Explaining the draconian steps, Kokkinos said that whereas no exemptions will be made regarding the holding of the required documentation (permission and an ID document), police patrolling the streets will also make judgments on the spot on a case-by-case basis.
He said that during the first few days authorities would try to be somewhat understanding, to smooth the transition, but also warned that any leniency should not be taken as tolerance for what are deemed to be blatant abuses.
Nouris stressed the word ‘exemptions’ to drive home the message that staying at home is the norm.
“How long we keep these exemptions in place depends on our fellow citizens and whether they will abuse [the system],” he said.
Depending on developments and the public’s conduct, more severe restrictions could be imposed in the future. This could include reducing the time allowed outside per permission.
If a person needs to be outside for more than three hours, he or she can send a second request for authorisation via SMS.
Nouris cited an example of a farmer who may need to travel a long distance to tend to his land which may be in another district, meaning it would take some time to get to the destination.
“But what won’t be tolerated is, say, someone going to a pharmacy, which takes 10 minutes, and then spending the rest of the three-hour limit on a joy ride.”
Violators will be fined €150 on the spot.
But police spokesman Christos Andreou told the Cyprus Mail the €150 on-the-spot fine does not apply immediately. He explained that parliament must first pass a new regulation adding the €150 to the list of on-the-spot of fines for reasons of public health.
This is expected to be enacted by parliament in the coming days, he added.
Until then, violators are subject to the provisions of the Quarantine Law, which provides for a fine of up to 450 Cyprus pounds (€765) and/or jail time of up to six months, to be decided by a court.
But once the €150 on-the-spot fine is authorised in relation to the latest coronavirus measures, violators will be booked but not taken to court., Andreou said.
Justice Minister Giorgos Savvides said such offences would immediately be filed and tried in the courts.
“I consider it self-evident that we must all respect and comply with the decrees.
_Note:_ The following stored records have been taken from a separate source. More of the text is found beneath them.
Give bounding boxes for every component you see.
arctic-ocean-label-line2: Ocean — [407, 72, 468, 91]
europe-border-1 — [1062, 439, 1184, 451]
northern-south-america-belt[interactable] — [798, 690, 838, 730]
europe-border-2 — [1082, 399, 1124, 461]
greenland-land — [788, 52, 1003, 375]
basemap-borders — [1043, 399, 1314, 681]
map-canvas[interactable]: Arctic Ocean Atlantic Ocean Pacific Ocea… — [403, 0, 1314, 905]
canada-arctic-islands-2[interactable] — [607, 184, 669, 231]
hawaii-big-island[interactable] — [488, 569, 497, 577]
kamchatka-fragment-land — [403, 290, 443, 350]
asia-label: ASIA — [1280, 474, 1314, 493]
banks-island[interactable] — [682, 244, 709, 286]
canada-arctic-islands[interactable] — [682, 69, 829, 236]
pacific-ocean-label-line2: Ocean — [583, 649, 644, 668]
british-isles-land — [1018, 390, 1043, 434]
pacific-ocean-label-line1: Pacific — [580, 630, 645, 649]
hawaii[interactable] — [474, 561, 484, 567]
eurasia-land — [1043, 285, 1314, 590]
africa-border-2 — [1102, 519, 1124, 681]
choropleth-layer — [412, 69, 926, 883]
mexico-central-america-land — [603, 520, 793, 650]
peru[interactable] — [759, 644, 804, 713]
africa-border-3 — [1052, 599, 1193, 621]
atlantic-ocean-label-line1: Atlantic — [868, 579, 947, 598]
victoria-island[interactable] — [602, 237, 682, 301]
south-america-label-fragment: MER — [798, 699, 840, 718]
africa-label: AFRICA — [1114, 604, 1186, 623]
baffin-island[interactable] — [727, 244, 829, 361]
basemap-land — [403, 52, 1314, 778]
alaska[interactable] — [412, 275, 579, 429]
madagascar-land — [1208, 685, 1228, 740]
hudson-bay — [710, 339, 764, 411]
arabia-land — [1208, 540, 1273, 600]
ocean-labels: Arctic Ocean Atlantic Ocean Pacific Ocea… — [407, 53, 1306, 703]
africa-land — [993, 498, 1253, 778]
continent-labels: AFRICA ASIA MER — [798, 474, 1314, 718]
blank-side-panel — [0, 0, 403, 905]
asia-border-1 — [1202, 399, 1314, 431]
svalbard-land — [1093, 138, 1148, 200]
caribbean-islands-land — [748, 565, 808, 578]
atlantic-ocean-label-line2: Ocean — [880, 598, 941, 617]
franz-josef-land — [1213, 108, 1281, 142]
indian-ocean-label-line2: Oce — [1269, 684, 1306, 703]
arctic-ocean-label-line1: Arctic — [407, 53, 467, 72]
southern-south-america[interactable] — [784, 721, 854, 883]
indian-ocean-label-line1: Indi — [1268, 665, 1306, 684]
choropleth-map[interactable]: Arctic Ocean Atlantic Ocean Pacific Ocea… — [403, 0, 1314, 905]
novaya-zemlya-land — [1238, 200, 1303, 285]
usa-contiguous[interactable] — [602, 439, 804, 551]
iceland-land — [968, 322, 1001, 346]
The government’s decisions must be strictly adhered to, no one has the right to disobey,” Savvides stated.
“Frivolous behaviours are a public hazard, and no one should gamble with human life. Those who do not comply shall be booked and will face the consequences of the law.”
For the same period the government has shut parks, play areas, open sports facilities, public meeting places – including squares, reservoirs, picnic areas, beaches, marinas, open markets and bazaars. Visits to sites like reservoirs or marinas are permitted, however, for work purposes.
Visits to churches, mosques and other religious venues are also banned.